Сэр Джон (Джок) Руперт Колвилл (1915–1987)
Личный секретарь принцессы Елизаветы (1947–1949) и Уинстона Черчилля (1951–1955)
В первом сезоне сериала его роль исполняет Николас Роу.
Когда Уинстон Черчилль в 1951 году вернулся на Даунинг-стрит, он объявил, что офис личного секретаря премьера «пропитался социализмом», оставшимся от Клемента Эттли, и пригласил на эту должность Джока Колвилла. Тот служил помощником его личного секретаря на протяжении большей части войны. Так получилось, что именно проницательные по оценкам и забавные по форме дневники Колвилла являются основным источником информации о политических маневрах и злоключениях Черчилля в последние годы его пребывания на посту премьер-министра.
Как личный секретарь принцессы Елизаветы, Колвилл также испытал на себе характер будущей королевы, когда, не подумав, принял предложение лейбористского правительства отправить свадебное платье принцессы в турне коммерческих показов по всей Северной Америке. «Я могу назвать пять очень веских причин для того, чтобы этого не делать», – заметила Ее Королевское Высочество и тут же перечислила все возражения, которые Колвилл затем передал канцлеру казначейства. Через несколько дней тот прислал написанные от руки извинения, в которых признавался, что подписал предложение, не придав ему никакого значения. Он принял все доводы принцессы, и ее свадебное платье было снято с коммерческого показа.
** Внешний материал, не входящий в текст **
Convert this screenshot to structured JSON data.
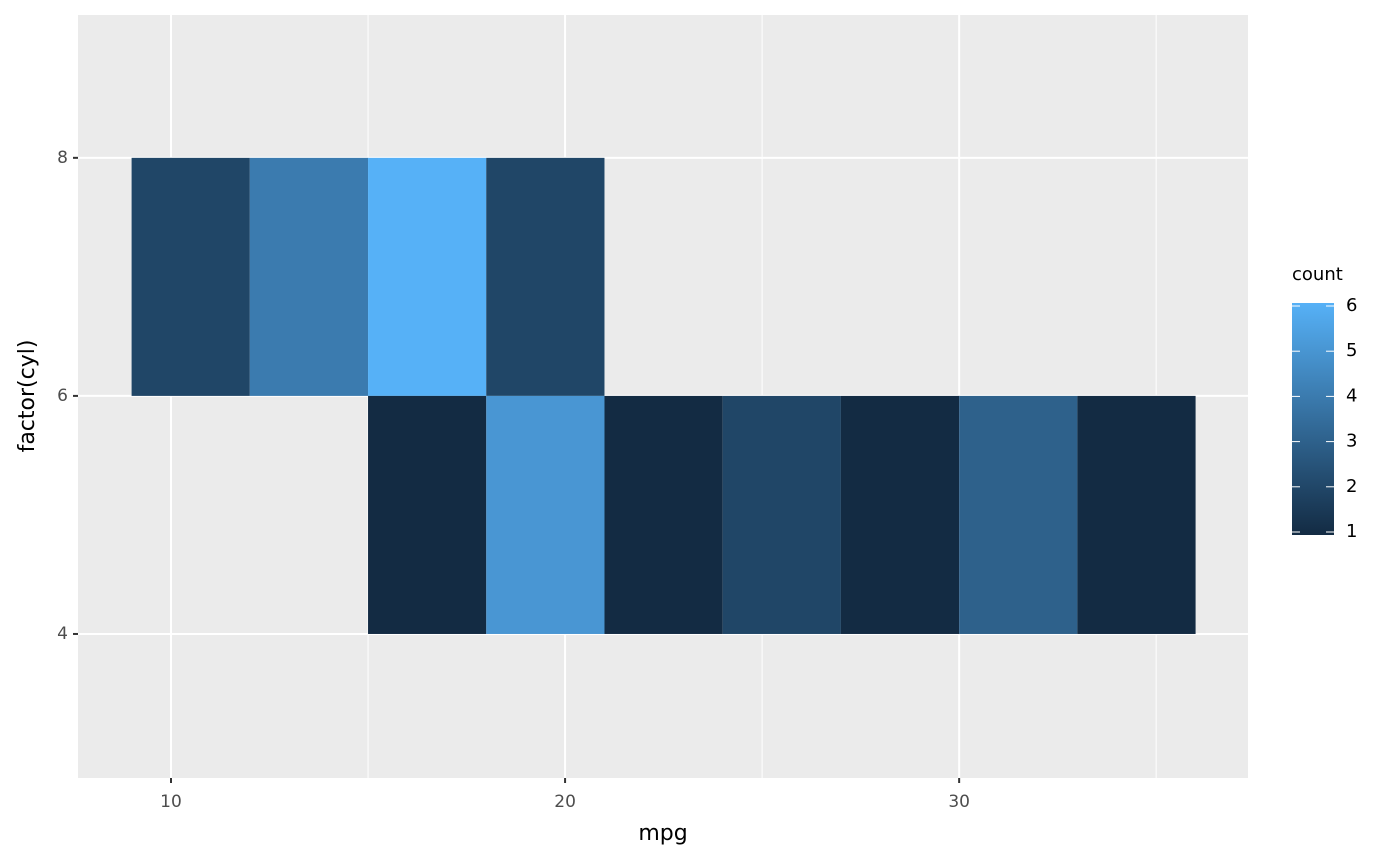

Елизавета подходит к ящику, достает свою старую, много повидавшую тетрадь и открывает ее, исписанную детским почерком. «В 1867-м, – читает она раскаивающемуся премьер-министру, – Уолтер Бэджот писал: „Исполнение Конституции завязано на двух силах: деятельной и благородной. Монарх является благородной, а правительство – деятельной. Две эти силы эффективны, лишь когда поддерживают одна другую. Когда доверяют друг другу”. Ваше поведение, разрушающее это доверие, было безответственным и могло иметь весьма серьезные последствия для безопасности этой страны». Королева делает паузу, чтобы убедиться, что ее урок усвоен, а затем спрашивает премьер-министра: «Как вы чувствуете себя сейчас?» – «Лучше». – «Хорошо. Но достаточно ли вы здоровы, чтобы продолжать службу?» – спрашивает она, вынуждая Черчилля признать: «Недалеко уже то время, когда мне придется уйти». Здесь вымышленный диалог из сериала начинает идти в ногу с историей. Одним из положительных результатов июньского кризиса 1953 года стала готовность Черчилля признать, что его силы иссякают и что он должен уступить резиденцию на Даунинг-стрит.